Ingredients
Chicken
- 1 lb (450 g) boneless skinless chicken thighs, cut into ¾-in cubes
- 1 tsp fine sea salt
- ½ tsp black pepper
- 3 Tbsp (24 g) cornstarch
- 1 Tbsp (10 g) all-purpose flour
- ½ tsp baking powder (optional, extra crunch)
- 1 tsp garlic powder
- pinch of cayenne and smoked paprika
Glaze
- ¼ cup (85 g) honey
- 1 Tbsp hot sauce (Frank’s, sriracha, or 2 tsp gochujang + 1 tsp water)
- 1 Tbsp unsalted butter
- 2 small garlic cloves, minced
- 1 tsp apple-cider vinegar
- Pinch red-pepper flakes (optional)
To fry & serve
- 3 Tbsp neutral oil (canola, peanut, avocado)

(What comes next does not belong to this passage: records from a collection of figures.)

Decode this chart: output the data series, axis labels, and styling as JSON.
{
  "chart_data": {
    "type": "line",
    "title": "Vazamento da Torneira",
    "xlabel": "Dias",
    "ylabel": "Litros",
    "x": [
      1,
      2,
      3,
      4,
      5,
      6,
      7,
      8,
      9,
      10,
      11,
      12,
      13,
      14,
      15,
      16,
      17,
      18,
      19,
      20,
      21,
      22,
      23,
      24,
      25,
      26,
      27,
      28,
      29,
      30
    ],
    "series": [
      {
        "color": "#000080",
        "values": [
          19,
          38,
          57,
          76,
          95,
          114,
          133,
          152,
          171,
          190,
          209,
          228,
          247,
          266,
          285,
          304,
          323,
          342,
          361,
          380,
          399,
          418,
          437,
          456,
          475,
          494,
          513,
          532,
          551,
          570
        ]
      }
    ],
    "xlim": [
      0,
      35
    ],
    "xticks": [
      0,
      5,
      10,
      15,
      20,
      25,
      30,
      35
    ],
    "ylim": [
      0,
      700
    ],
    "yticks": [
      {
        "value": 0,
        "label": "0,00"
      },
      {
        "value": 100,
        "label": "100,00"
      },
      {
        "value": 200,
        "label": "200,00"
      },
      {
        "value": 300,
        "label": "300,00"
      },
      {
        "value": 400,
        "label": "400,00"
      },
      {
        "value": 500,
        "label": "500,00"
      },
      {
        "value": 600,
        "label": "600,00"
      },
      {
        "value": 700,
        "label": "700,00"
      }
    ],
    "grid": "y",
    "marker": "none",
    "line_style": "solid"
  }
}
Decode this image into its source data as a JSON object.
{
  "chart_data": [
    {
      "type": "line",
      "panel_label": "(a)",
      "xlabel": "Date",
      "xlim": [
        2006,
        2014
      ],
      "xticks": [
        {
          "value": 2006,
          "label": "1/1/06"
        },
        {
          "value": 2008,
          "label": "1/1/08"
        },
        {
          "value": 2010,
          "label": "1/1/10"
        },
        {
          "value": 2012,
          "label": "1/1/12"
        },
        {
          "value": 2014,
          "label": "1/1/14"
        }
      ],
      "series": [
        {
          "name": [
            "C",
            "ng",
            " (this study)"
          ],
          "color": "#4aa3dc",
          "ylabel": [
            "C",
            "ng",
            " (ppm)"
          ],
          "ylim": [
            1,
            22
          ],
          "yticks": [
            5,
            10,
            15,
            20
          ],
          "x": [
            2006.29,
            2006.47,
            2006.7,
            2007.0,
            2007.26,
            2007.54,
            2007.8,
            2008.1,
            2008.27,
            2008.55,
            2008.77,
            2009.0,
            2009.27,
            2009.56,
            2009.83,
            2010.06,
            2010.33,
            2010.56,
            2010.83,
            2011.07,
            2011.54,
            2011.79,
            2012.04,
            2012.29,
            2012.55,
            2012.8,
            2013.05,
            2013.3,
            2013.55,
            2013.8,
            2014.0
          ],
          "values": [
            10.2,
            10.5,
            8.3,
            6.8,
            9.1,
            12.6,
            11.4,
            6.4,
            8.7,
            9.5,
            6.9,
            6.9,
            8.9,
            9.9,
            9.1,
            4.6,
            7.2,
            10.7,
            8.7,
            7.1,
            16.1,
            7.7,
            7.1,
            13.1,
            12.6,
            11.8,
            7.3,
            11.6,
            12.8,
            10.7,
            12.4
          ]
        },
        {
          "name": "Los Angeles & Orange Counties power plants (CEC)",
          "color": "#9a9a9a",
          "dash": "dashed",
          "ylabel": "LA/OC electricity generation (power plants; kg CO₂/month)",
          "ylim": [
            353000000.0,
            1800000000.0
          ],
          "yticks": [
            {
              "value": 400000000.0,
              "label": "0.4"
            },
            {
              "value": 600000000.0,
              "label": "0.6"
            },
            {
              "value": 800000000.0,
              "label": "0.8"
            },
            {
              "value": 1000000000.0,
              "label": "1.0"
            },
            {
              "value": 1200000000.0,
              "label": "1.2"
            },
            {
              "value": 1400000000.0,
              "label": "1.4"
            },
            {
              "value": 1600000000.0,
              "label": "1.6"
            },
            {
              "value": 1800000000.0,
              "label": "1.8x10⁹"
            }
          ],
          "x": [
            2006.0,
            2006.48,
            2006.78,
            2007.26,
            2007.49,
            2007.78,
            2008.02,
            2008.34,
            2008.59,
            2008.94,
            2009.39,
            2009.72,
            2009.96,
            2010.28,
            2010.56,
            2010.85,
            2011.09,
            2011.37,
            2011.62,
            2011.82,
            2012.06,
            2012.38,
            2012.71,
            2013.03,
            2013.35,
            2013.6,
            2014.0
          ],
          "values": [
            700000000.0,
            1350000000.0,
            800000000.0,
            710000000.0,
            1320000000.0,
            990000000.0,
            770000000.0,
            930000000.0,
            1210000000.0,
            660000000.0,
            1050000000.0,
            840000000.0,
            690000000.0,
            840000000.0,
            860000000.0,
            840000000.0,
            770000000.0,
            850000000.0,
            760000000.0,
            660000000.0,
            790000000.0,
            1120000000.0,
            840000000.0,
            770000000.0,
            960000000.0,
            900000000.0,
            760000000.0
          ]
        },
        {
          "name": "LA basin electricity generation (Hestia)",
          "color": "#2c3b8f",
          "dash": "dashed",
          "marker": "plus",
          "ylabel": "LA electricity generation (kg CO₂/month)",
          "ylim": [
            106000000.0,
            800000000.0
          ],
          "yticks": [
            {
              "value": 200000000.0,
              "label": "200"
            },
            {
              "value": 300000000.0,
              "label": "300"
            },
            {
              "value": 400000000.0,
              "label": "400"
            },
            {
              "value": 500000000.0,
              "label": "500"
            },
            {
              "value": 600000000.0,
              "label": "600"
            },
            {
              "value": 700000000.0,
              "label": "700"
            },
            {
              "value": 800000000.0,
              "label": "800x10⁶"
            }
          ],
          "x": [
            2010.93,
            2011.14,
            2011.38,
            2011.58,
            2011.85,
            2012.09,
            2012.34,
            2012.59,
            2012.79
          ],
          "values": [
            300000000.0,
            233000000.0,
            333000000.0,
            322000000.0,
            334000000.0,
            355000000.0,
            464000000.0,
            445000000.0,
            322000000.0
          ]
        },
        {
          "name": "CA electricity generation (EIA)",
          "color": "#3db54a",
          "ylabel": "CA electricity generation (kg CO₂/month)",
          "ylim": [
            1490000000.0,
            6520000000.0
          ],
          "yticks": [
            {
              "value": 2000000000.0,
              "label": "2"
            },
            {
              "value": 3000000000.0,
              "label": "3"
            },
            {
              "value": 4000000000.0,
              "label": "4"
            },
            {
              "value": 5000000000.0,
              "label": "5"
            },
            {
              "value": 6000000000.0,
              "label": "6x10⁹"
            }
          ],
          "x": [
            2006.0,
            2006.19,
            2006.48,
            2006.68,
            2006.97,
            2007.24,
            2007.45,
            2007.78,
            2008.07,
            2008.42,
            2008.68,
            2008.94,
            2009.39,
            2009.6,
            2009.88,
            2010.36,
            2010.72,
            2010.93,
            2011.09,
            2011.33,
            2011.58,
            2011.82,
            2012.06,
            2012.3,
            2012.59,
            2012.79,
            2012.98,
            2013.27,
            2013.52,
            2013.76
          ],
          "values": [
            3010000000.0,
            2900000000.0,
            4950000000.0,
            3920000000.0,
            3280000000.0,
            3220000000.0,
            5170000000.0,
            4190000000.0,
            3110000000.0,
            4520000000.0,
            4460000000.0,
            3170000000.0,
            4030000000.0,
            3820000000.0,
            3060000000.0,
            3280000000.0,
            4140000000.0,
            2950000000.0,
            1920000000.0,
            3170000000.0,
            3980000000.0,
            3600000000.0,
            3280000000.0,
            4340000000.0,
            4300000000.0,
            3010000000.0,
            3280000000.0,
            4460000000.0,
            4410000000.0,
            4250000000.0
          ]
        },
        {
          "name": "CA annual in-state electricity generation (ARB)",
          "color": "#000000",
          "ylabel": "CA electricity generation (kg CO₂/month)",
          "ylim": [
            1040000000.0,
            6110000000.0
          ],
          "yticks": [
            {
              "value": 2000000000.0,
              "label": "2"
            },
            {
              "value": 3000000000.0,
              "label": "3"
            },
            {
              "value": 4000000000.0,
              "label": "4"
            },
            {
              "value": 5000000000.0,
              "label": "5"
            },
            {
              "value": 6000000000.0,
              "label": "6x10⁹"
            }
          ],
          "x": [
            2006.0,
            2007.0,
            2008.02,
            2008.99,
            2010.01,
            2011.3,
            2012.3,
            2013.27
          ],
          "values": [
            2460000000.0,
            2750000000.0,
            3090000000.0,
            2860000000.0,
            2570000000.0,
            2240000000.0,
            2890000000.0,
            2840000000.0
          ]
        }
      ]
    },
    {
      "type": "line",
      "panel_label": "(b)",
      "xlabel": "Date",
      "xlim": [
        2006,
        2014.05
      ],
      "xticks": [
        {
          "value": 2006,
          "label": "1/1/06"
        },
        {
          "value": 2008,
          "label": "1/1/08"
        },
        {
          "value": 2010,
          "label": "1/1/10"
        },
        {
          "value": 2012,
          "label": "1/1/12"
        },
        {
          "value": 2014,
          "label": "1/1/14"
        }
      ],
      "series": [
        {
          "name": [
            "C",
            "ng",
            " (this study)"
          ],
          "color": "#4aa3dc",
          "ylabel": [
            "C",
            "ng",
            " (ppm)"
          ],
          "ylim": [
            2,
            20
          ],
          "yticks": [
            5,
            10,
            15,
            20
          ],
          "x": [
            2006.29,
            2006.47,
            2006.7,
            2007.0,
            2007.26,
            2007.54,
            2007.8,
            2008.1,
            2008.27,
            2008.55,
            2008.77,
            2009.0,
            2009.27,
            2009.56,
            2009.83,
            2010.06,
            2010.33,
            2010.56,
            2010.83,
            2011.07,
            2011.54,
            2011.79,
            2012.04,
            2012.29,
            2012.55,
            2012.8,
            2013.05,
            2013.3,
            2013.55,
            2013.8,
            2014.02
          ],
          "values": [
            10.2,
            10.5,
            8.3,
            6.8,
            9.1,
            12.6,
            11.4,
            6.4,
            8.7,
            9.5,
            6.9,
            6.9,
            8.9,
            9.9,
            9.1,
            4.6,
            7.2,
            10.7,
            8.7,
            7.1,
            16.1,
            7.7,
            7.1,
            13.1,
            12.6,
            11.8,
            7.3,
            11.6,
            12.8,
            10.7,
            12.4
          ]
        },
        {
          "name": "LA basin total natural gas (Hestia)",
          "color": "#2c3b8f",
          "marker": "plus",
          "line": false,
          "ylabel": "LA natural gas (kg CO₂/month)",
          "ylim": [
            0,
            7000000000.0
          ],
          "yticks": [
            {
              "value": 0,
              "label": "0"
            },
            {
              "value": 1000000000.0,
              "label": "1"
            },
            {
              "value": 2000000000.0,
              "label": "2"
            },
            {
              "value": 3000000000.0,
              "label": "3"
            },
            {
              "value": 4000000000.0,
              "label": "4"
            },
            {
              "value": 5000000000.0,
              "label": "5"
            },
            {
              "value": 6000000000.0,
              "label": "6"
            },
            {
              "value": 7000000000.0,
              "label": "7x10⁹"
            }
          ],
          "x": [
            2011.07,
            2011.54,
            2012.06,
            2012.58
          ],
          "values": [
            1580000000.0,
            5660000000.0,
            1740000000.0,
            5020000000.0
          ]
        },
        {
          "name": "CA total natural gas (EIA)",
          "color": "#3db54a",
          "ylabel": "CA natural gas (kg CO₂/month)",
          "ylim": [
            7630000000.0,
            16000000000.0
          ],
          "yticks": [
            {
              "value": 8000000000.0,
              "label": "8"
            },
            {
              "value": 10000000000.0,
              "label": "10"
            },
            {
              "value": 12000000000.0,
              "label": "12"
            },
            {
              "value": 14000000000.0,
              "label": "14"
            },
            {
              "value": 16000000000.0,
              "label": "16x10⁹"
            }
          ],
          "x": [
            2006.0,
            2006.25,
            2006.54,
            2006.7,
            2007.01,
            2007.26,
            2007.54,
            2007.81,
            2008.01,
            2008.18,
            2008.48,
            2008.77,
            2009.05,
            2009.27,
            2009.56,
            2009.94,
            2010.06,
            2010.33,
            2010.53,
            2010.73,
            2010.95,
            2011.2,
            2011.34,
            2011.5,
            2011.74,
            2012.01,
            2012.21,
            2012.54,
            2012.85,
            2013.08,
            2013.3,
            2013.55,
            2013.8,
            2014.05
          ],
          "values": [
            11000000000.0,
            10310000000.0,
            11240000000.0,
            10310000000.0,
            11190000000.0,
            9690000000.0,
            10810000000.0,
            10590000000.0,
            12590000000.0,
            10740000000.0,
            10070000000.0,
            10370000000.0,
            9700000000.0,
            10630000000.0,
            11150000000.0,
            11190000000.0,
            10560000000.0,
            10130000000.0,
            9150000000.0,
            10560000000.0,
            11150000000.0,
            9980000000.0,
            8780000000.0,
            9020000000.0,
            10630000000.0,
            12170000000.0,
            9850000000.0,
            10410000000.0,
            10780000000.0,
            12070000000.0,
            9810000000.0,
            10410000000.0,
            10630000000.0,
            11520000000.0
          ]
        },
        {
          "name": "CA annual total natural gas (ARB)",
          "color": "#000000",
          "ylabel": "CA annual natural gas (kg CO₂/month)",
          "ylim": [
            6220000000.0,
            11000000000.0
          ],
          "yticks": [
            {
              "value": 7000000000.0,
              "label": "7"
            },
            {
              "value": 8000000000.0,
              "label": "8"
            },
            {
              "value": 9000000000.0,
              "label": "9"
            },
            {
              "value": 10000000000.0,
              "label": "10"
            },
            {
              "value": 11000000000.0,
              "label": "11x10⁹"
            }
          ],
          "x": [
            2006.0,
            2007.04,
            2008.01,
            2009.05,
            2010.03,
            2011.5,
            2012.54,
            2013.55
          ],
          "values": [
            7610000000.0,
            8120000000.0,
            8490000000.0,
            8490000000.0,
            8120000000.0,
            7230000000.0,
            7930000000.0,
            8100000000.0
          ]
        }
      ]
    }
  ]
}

- Cilantro-lime rice, ranch drizzle, chives, black sesame, cucumber ribbons, pickled radish- to your preference!
Instructions
- Pat chicken dry; toss with salt and pepper.
- In a medium bowl mix cornstarch, flour, baking powder, garlic powder, cayenne. Add chicken and toss until every cube looks dusty. Tap off excess.
- Heat 3 Tbsp oil in skillet over medium-high until shimmering (a pinch of coating should sizzle). Lay chicken in a single layer. Fry 2 min, flip, fry 2 min more. Turn once or twice for another minute until deep golden and the thickest piece reads 165 °F / 74 °C. Transfer to rack; pour off all but 1 tsp oil.
- Reduce heat to low. Add honey, hot sauce, butter, garlic, vinegar, flakes. Stir until butter melts and glaze bubbles.
- Tip chicken back in; toss 30 sec until glossy. Pile straight over rice, drizzle ranch, shower with chives & sesame. Eat immediately!